Rochester Symphony

We had a great weekend of music, and especially enjoyed getting to know some of the Rochester Symphony staff, its conductor, and guest artist. Here’s how things went.

On Thursday, we dropped by Forager Brewery to participate in a Facebook event called Brew Maestro Live. The Brew Maestro is Rochester Symphony and Chorale conductor Maestro Jere Lantz. He records short video promos for upcoming concerts that are then posted on Facebook. He’s usually seated at one of the local hangouts when he makes the recordings, hence, the Brew maestro moniker. Thursday, you could meet him in person, and chat and have a beer. Jan and I decided to go.

Seated with Maestro Lantz were some members of the RSOC staff, and this month’s guest artist, pianist Andrew Staupe. Andrew is a Minnesota native now living in Utah. We were welcomed to the table and immediately struck up conversation with all the folks at the table. It was a casual and fun evening, filled with laughs and good stories.

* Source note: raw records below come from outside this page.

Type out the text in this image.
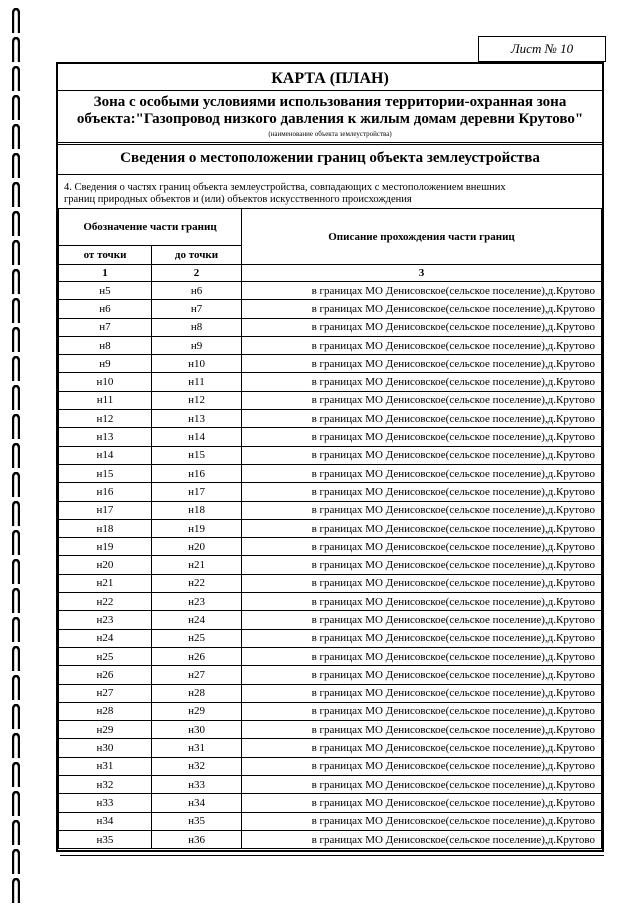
Лист № 10
КАРТА (ПЛАН)
Зона с особыми условиями использования территории-охранная зона
объекта:"Газопровод низкого давления к жилым домам деревни Крутово"
(наименование объекта землеустройства)
Сведения о местоположении границ объекта землеустройства
4. Сведения о частях границ объекта землеустройства, совпадающих с местоположением внешних
границ природных объектов и (или) объектов искусственного происхождения
Обозначение части границ		Описание прохождения части границ
от точки	до точки	
1	2	3
н5	н6	в границах МО Денисовское(сельское поселение),д.Крутово
н6	н7	в границах МО Денисовское(сельское поселение),д.Крутово
н7	н8	в границах МО Денисовское(сельское поселение),д.Крутово
н8	н9	в границах МО Денисовское(сельское поселение),д.Крутово
н9	н10	в границах МО Денисовское(сельское поселение),д.Крутово
н10	н11	в границах МО Денисовское(сельское поселение),д.Крутово
н11	н12	в границах МО Денисовское(сельское поселение),д.Крутово
н12	н13	в границах МО Денисовское(сельское поселение),д.Крутово
н13	н14	в границах МО Денисовское(сельское поселение),д.Крутово
н14	н15	в границах МО Денисовское(сельское поселение),д.Крутово
н15	н16	в границах МО Денисовское(сельское поселение),д.Крутово
н16	н17	в границах МО Денисовское(сельское поселение),д.Крутово
н17	н18	в границах МО Денисовское(сельское поселение),д.Крутово
н18	н19	в границах МО Денисовское(сельское поселение),д.Крутово
н19	н20	в границах МО Денисовское(сельское поселение),д.Крутово
н20	н21	в границах МО Денисовское(сельское поселение),д.Крутово
н21	н22	в границах МО Денисовское(сельское поселение),д.Крутово
н22	н23	в границах МО Денисовское(сельское поселение),д.Крутово
н23	н24	в границах МО Денисовское(сельское поселение),д.Крутово
н24	н25	в границах МО Денисовское(сельское поселение),д.Крутово
н25	н26	в границах МО Денисовское(сельское поселение),д.Крутово
н26	н27	в границах МО Денисовское(сельское поселение),д.Крутово
н27	н28	в границах МО Денисовское(сельское поселение),д.Крутово
н28	н29	в границах МО Денисовское(сельское поселение),д.Крутово
н29	н30	в границах МО Денисовское(сельское поселение),д.Крутово
н30	н31	в границах МО Денисовское(сельское поселение),д.Крутово
н31	н32	в границах МО Денисовское(сельское поселение),д.Крутово
н32	н33	в границах МО Денисовское(сельское поселение),д.Крутово
н33	н34	в границах МО Денисовское(сельское поселение),д.Крутово
н34	н35	в границах МО Денисовское(сельское поселение),д.Крутово
н35	н36	в границах МО Денисовское(сельское поселение),д.Крутово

Jan and I bought our tickets for the Saturday evening performance held at Lourdes High School, and looked forward to the performance. Andrew Staupe opened the program with the first of two pieces he would play by Franz Liszt, the Piano Concerto No. 1. I am not well familiar with the works of Liszt, so this was my first exposure to this work. Staupe gave a passionate and athletic performance which I found engaging to watch as well as listen to. The audience was highly appreciative of Andrew’s performance.

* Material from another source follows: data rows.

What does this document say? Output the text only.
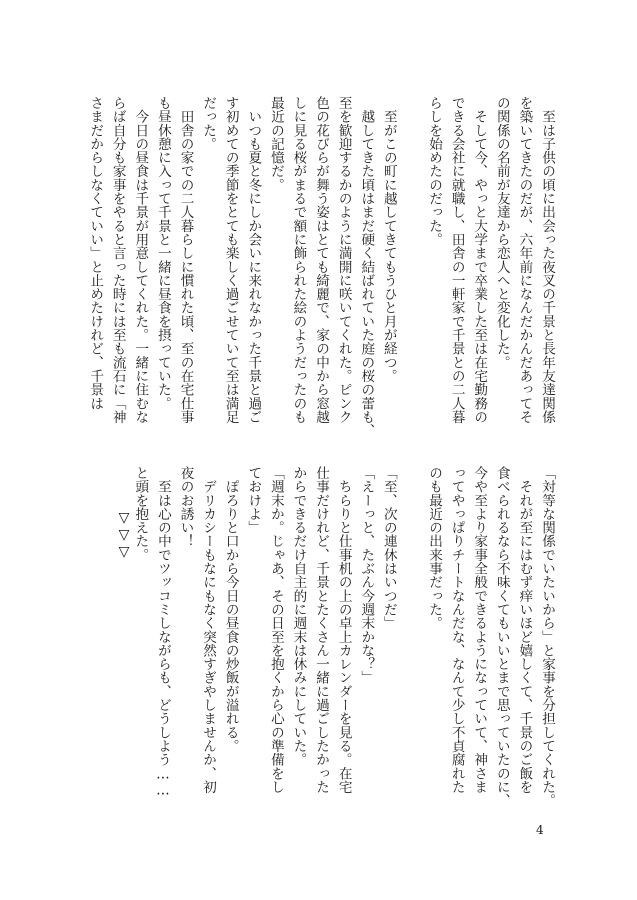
　至は子供の頃に出会った夜叉の千景と長年友達関係
を築いてきたのだが、六年前になんだかんだあってそ
の関係の名前が友達から恋人へと変化した。
　そして今、やっと大学まで卒業した至は在宅勤務の
できる会社に就職し、田舎の一軒家で千景との二人暮
らしを始めたのだった。

　至がこの町に越してきてもうひと月が経つ。
　越してきた頃はまだ硬く結ばれていた庭の桜の蕾も、
至を歓迎するかのように満開に咲いてくれた。ピンク
色の花びらが舞う姿はとても綺麗で、家の中から窓越
しに見る桜がまるで額に飾られた絵のようだったのも
最近の記憶だ。
　いつも夏と冬にしか会いに来れなかった千景と過ご
す初めての季節をとても楽しく過ごせていて至は満足
だった。
　田舎の家での二人暮らしに慣れた頃、至の在宅仕事
も昼休憩に入って千景と一緒に昼食を摂っていた。
　今日の昼食は千景が用意してくれた。一緒に住むな
らば自分も家事をやると言った時には至も流石に「神
さまだからしなくていい」と止めたけれど、千景は
「対等な関係でいたいから」と家事を分担してくれた。
　それが至にはむず痒いほど嬉しくて、千景のご飯を
食べられるなら不味くてもいいとまで思っていたのに、
今や至より家事全般できるようになっていて、神さま
ってやっぱりチートなんだな、なんて少し不貞腐れた
のも最近の出来事だった。

「至、次の連休はいつだ」
「えーっと、たぶん今週末かな？」
　ちらりと仕事机の上の卓上カレンダーを見る。在宅
仕事だけれど、千景とたくさん一緒に過ごしたかった
からできるだけ自主的に週末は休みにしていた。
「週末か。じゃあ、その日至を抱くから心の準備をし
ておけよ」
　ぽろりと口から今日の昼食の炒飯が溢れる。
　デリカシーもなにもなく突然すぎやしませんか、初
夜のお誘い！
　至は心の中でツッコミしながらも、どうしよう……
と頭を抱えた。
▽▽▽
4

After Maestro Lantz offered a welcome and a few remarks, he launched right into the next work, Death and Transfiguration (Tod und Verklärung) by Richard Strauss. I learned a little bit about this work from the Brew Maestro video, and from reading the program notes. I was totally captivated by this work. The orchestra certainly put every ounce of energy they had into the piece. For me, it was the highlight of the night.


After intermission, Andrew Staupe returned for another Liszt composition: Totentanz (Dance of the Dead). Staupe earned numerous bravos, and he and Maestro Lantz embraced at the conclusion, each appreciative of the effort the other gave.

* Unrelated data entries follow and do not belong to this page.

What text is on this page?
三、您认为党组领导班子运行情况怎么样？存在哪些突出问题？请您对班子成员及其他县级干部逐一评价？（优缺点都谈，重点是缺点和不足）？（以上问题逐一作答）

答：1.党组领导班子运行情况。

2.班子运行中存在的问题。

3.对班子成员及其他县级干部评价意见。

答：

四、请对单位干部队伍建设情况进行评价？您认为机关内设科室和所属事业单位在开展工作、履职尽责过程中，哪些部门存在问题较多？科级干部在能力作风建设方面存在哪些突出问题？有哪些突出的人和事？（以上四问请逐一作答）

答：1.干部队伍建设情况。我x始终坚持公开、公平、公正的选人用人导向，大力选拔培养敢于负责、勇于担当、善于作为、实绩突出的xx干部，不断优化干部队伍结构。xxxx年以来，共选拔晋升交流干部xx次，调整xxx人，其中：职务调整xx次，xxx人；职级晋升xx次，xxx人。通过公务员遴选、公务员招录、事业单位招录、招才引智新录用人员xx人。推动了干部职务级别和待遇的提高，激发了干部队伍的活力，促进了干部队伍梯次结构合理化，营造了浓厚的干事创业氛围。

Maestro Lantz invited the audience to consider becoming sustaining supporters of RSOC, something Janet are strongly considering. Then came the final work of the evening, the Leonore Overture of Beethoven. This was less intense than the three previous works, and I suspect the orchestra was glad to have this piece as the finale, considering how much emotion they invested already.


On our way out we saw the folks we enjoyed drinks with on Thursday, and even got a quick hello with the Maestro. I’m delighted to be listening to live classical music again, and I hope my fellow Rochester residents appreciate the musical treasure we have here. Hope to see some of the readers of this blog at future Beer Maestro Live event!